You are viewing a plain text version of this content. The canonical link for it is here.
Posted to user@spark.apache.org by mrm <ma...@skimlinks.com> on 2014/11/24 17:20:47 UTC

advantages of SparkSQL?

Hi,

Is there any advantage to storing data as a parquet format, loading it using
the sparkSQL context, but never registering as a table/using sql on it?
Something like:

Something like:
data = sqc.parquetFile(path)
results =  data.map(lambda x: applyfunc(x.field))

Is this faster/more optimised than having the data stored as a text file and
using Spark (non-SQL) to process it?



--
View this message in context: http://apache-spark-user-list.1001560.n3.nabble.com/advantages-of-SparkSQL-tp19661.html
Sent from the Apache Spark User List mailing list archive at Nabble.com.

---------------------------------------------------------------------
To unsubscribe, e-mail: user-unsubscribe@spark.apache.org
For additional commands, e-mail: user-help@spark.apache.org


Re: advantages of SparkSQL?

Posted by mrm <ma...@skimlinks.com>.
Thank you for answering, this is all very helpful!



--
View this message in context: http://apache-spark-user-list.1001560.n3.nabble.com/advantages-of-SparkSQL-tp19661p19753.html
Sent from the Apache Spark User List mailing list archive at Nabble.com.

---------------------------------------------------------------------
To unsubscribe, e-mail: user-unsubscribe@spark.apache.org
For additional commands, e-mail: user-help@spark.apache.org


Re: advantages of SparkSQL?

Posted by Cheng Lian <li...@gmail.com>.
For the “never register a table” part, actually you /can/ use Spark SQL 
without registering a table via its DSL. Say you’re going to extract an 
|Int| field named |key| from the table and double it:

|import  org.apache.sql.catalyst.dsl._
val  data  =  sqc.parquetFile(path)
val  double  =  (i:Int) => i *2
data.select(double.call('key) as'result).collect()
|

|SchemaRDD.select| constructs a proper SQL logical plan, which makes 
Spark SQL aware of the schema and enables Parquet fcolumn pruning 
optimization.
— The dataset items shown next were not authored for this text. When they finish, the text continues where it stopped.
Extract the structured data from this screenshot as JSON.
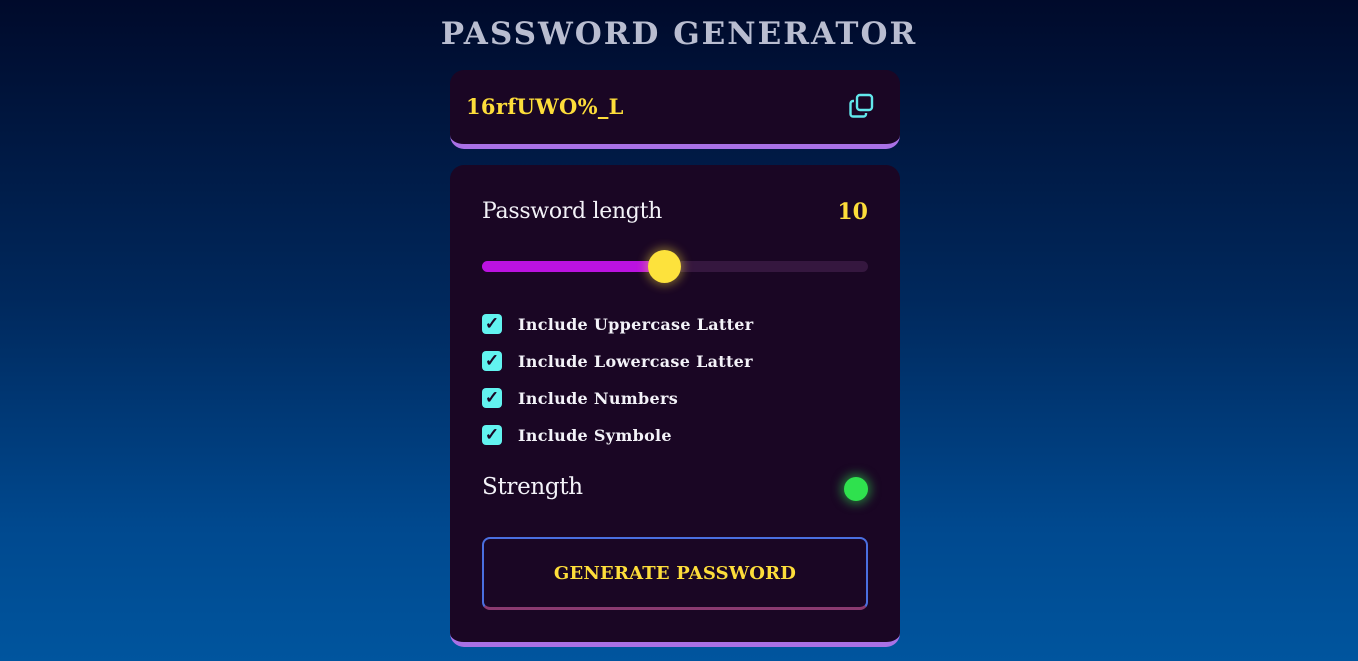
{
  "app": {
    "title": "PASSWORD GENERATOR"
  },
  "display": {
    "password": "16rfUWO%_L",
    "copy_icon": "copy-icon"
  },
  "length": {
    "label": "Password length",
    "value": "10",
    "slider_fraction": 0.475
  },
  "options": [
    {
      "label": "Include Uppercase Latter",
      "checked": true
    },
    {
      "label": "Include Lowercase Latter",
      "checked": true
    },
    {
      "label": "Include Numbers",
      "checked": true
    },
    {
      "label": "Include Symbole",
      "checked": true
    }
  ],
  "strength": {
    "label": "Strength",
    "color": "#2fe14e"
  },
  "generate": {
    "label": "GENERATE PASSWORD"
  },
  "colors": {
    "accent_yellow": "#fddd3a",
    "slider_fill": "#bb12e0",
    "checkbox": "#62f3f0",
    "card_bg": "#1a0624",
    "card_border": "#a971e6"
  }
}
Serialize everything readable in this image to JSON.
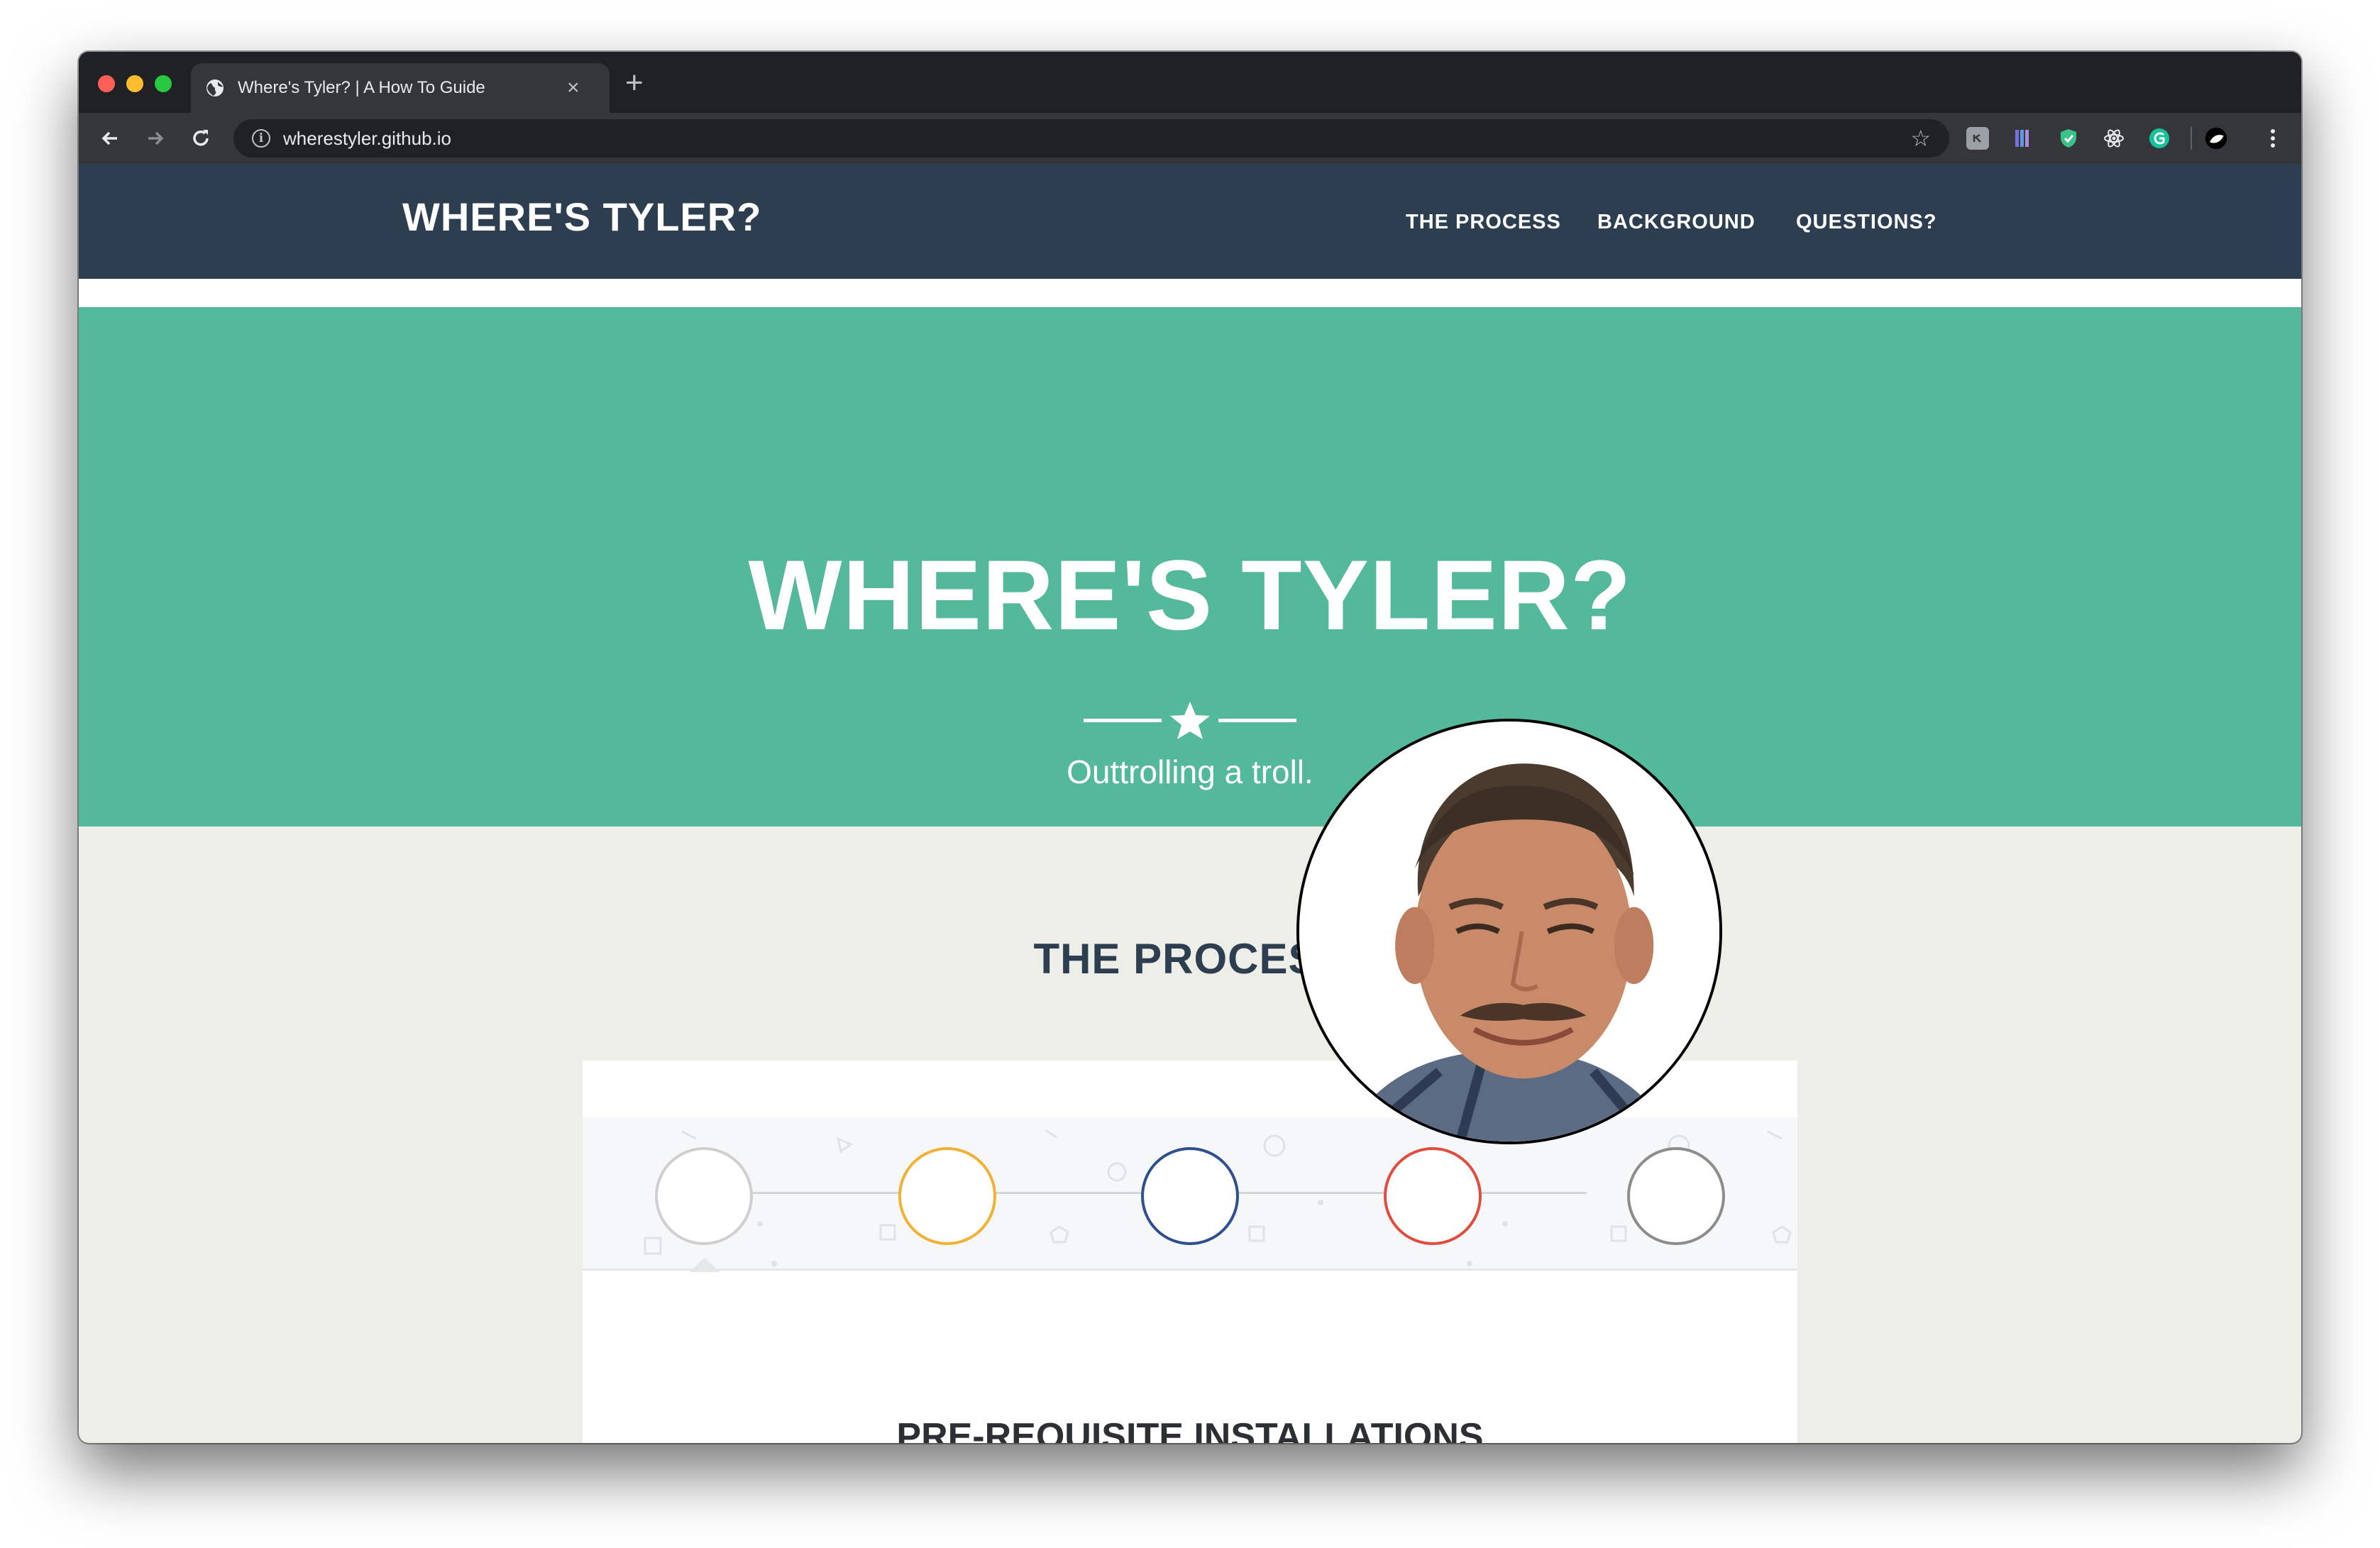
{
  "browser": {
    "tab_title": "Where's Tyler? | A How To Guide",
    "tab_close": "×",
    "new_tab": "+",
    "url": "wherestyler.github.io",
    "info_glyph": "i",
    "bookmark_glyph": "☆"
  },
  "site": {
    "brand": "WHERE'S TYLER?",
    "nav": [
      {
        "label": "THE PROCESS"
      },
      {
        "label": "BACKGROUND"
      },
      {
        "label": "QUESTIONS?"
      }
    ],
    "hero": {
      "title": "WHERE'S TYLER?",
      "tagline": "Outtrolling a troll."
    },
    "process": {
      "title": "THE PROCESS",
      "steps": [
        {
          "color": "#cfcfcf"
        },
        {
          "color": "#f2b134"
        },
        {
          "color": "#2f4f8f"
        },
        {
          "color": "#e04c3f"
        },
        {
          "color": "#8c8c8c"
        }
      ],
      "card_heading": "PRE-REQUISITE INSTALLATIONS"
    }
  },
  "colors": {
    "nav_bg": "#2c3e50",
    "hero_bg": "#54b89b",
    "page_bg": "#eeeee8"
  }
}
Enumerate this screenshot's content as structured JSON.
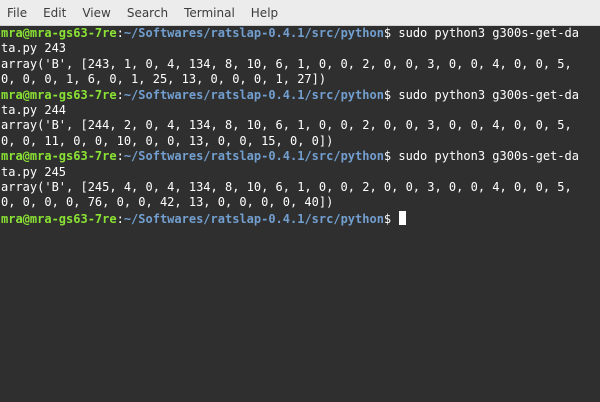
{
  "menu": {
    "items": [
      "File",
      "Edit",
      "View",
      "Search",
      "Terminal",
      "Help"
    ]
  },
  "prompt": {
    "user_host": "mra@mra-gs63-7re",
    "colon": ":",
    "path": "~/Softwares/ratslap-0.4.1/src/python",
    "dollar": "$"
  },
  "terminal": {
    "blocks": [
      {
        "command_head": " sudo python3 g300s-get-da",
        "command_tail": "ta.py 243",
        "output": [
          "array('B', [243, 1, 0, 4, 134, 8, 10, 6, 1, 0, 0, 2, 0, 0, 3, 0, 0, 4, 0, 0, 5,",
          "0, 0, 0, 1, 6, 0, 1, 25, 13, 0, 0, 0, 1, 27])"
        ]
      },
      {
        "command_head": " sudo python3 g300s-get-da",
        "command_tail": "ta.py 244",
        "output": [
          "array('B', [244, 2, 0, 4, 134, 8, 10, 6, 1, 0, 0, 2, 0, 0, 3, 0, 0, 4, 0, 0, 5,",
          "0, 0, 11, 0, 0, 10, 0, 0, 13, 0, 0, 15, 0, 0])"
        ]
      },
      {
        "command_head": " sudo python3 g300s-get-da",
        "command_tail": "ta.py 245",
        "output": [
          "array('B', [245, 4, 0, 4, 134, 8, 10, 6, 1, 0, 0, 2, 0, 0, 3, 0, 0, 4, 0, 0, 5,",
          "0, 0, 0, 0, 76, 0, 0, 42, 13, 0, 0, 0, 0, 40])"
        ]
      }
    ]
  }
}
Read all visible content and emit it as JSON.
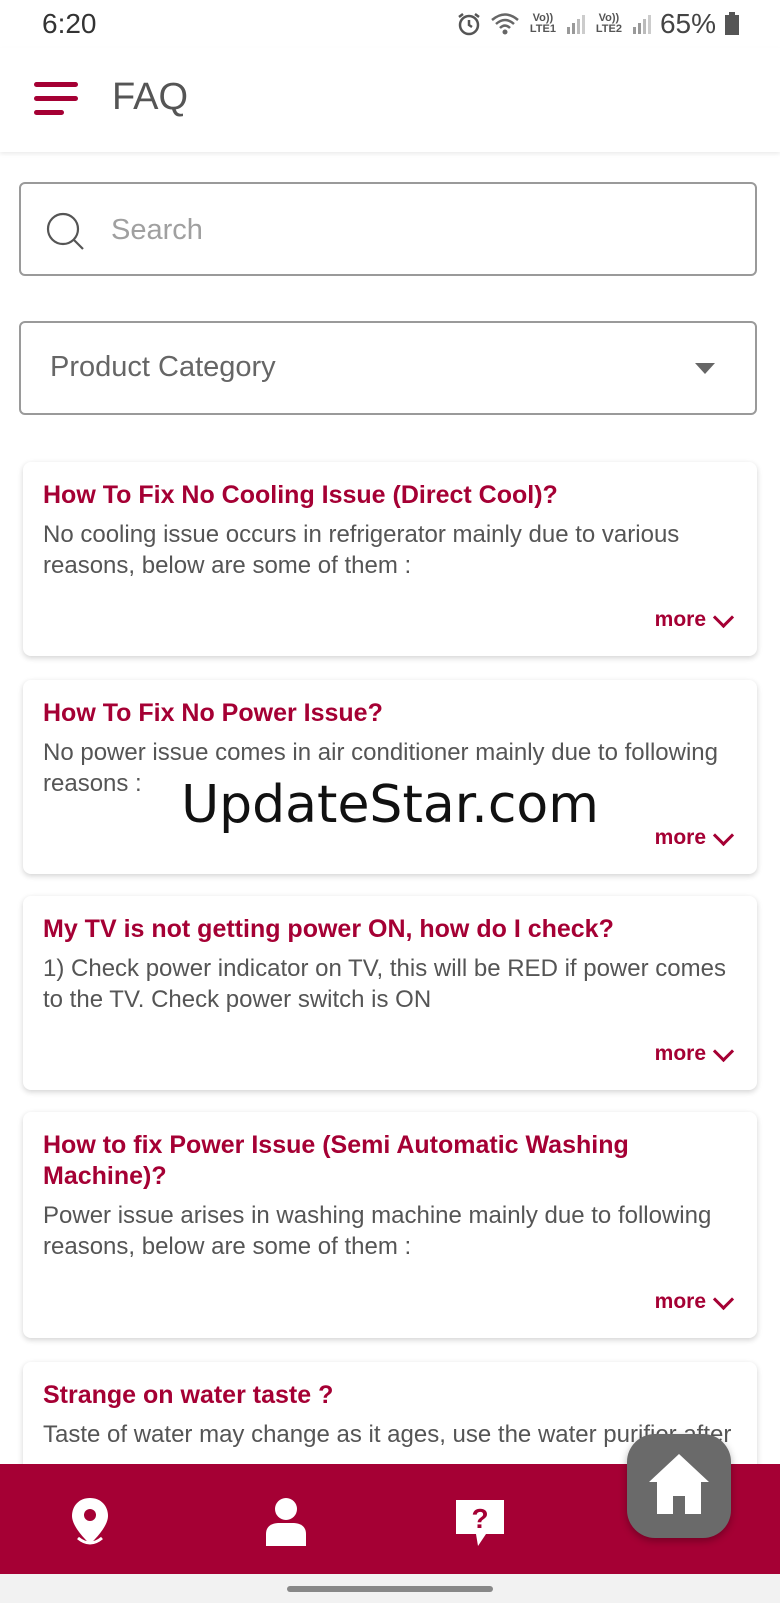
{
  "status_bar": {
    "time": "6:20",
    "lte1": "Vo)) LTE1",
    "lte2": "Vo)) LTE2",
    "battery": "65%"
  },
  "app_bar": {
    "title": "FAQ"
  },
  "search": {
    "placeholder": "Search"
  },
  "category": {
    "label": "Product Category"
  },
  "faq_items": [
    {
      "title": "How To Fix No Cooling Issue (Direct Cool)?",
      "body": "No cooling issue occurs in refrigerator mainly due to various reasons, below are some of them :",
      "more_label": "more"
    },
    {
      "title": "How To Fix No Power Issue?",
      "body": "No power issue comes in air conditioner mainly due to following reasons :",
      "more_label": "more"
    },
    {
      "title": "My TV is not getting power ON, how do I check?",
      "body": "1) Check power indicator on TV, this will be RED if power comes to the TV. Check power switch is ON",
      "more_label": "more"
    },
    {
      "title": "How to fix Power Issue (Semi Automatic Washing Machine)?",
      "body": "Power issue arises in washing machine mainly due to following reasons, below are some of them :",
      "more_label": "more"
    },
    {
      "title": "Strange on water taste ?",
      "body": "Taste of water may change as it ages, use the water purifier after"
    }
  ],
  "watermark": "UpdateStar.com",
  "bottom_nav": {
    "icons": [
      "location-icon",
      "person-icon",
      "help-icon"
    ],
    "home_icon": "home-icon"
  },
  "colors": {
    "brand": "#a50034",
    "fab": "#6a6a6a"
  }
}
The |double.call('key)| part is the expression DSL, which 
turns a plain Scala function into a Spark SQL UDF, and applies this UDF 
to the |key| field.

Notice that the |.call| method is only available in the most recent 
master and branch-1.2.

On 11/25/14 5:19 AM, Michael Armbrust wrote:

> Akshat is correct about the benefits of parquet as a columnar format, 
> but I'll add that some of this is lost if you just use a lambda 
> function to process the data. Since your lambda function is a black 
> box Spark SQL does not know which columns it is going to use and thus 
> will do a full tablescan.  I'd suggest writing a very simple SQL query 
> that pulls out just the columns you need and does any filtering before 
> dropping back into standard spark operations.  The result of SQL 
> queries is an RDD of rows so you can do any normal spark processing 
> you want on them.
>
> Either way though it will often be faster than a text filed due to 
> better encoding/compression.
>
> On Mon, Nov 24, 2014 at 8:54 AM, Akshat Aranya <aaranya@gmail.com 
> <ma...@gmail.com>> wrote:
>
>     Parquet is a column-oriented format, which means that you need to
>     read in less data from the file system if you're only interested
>     in a subset of your columns.  Also, Parquet pushes down selection
>     predicates, which can eliminate needless deserialization of rows
>     that don't match a selection criterion.  Other than that, you
>     would also get compression, and likely save processor cycles when
>     parsing lines from text files.
>
>
>
>     On Mon, Nov 24, 2014 at 8:20 AM, mrm <maria@skimlinks.com
>     <ma...@skimlinks.com>> wrote:
>
>         Hi,
>
>         Is there any advantage to storing data as a parquet format,
>         loading it using
>         the sparkSQL context, but never registering as a table/using
>         sql on it?
>         Something like:
>
>         Something like:
>         data = sqc.parquetFile(path)
>         results =  data.map(lambda x: applyfunc(x.field))
>
>         Is this faster/more optimised than having the data stored as a
>         text file and
>         using Spark (non-SQL) to process it?
>
>
>
>         --
>         View this message in context:
>         http://apache-spark-user-list.1001560.n3.nabble.com/advantages-of-SparkSQL-tp19661.html
>         Sent from the Apache Spark User List mailing list archive at
>         Nabble.com.
>
>         ---------------------------------------------------------------------
>         To unsubscribe, e-mail: user-unsubscribe@spark.apache.org
>         <ma...@spark.apache.org>
>         For additional commands, e-mail: user-help@spark.apache.org
>         <ma...@spark.apache.org>
>
>
>
​

Re: advantages of SparkSQL?

Posted by Michael Armbrust <mi...@databricks.com>.
Akshat is correct about the benefits of parquet as a columnar format, but
I'll add that some of this is lost if you just use a lambda function to
process the data.  Since your lambda function is a black box Spark SQL does
not know which columns it is going to use and thus will do a full
tablescan.  I'd suggest writing a very simple SQL query that pulls out just
the columns you need and does any filtering before dropping back into
standard spark operations.  The result of SQL queries is an RDD of rows so
you can do any normal spark processing you want on them.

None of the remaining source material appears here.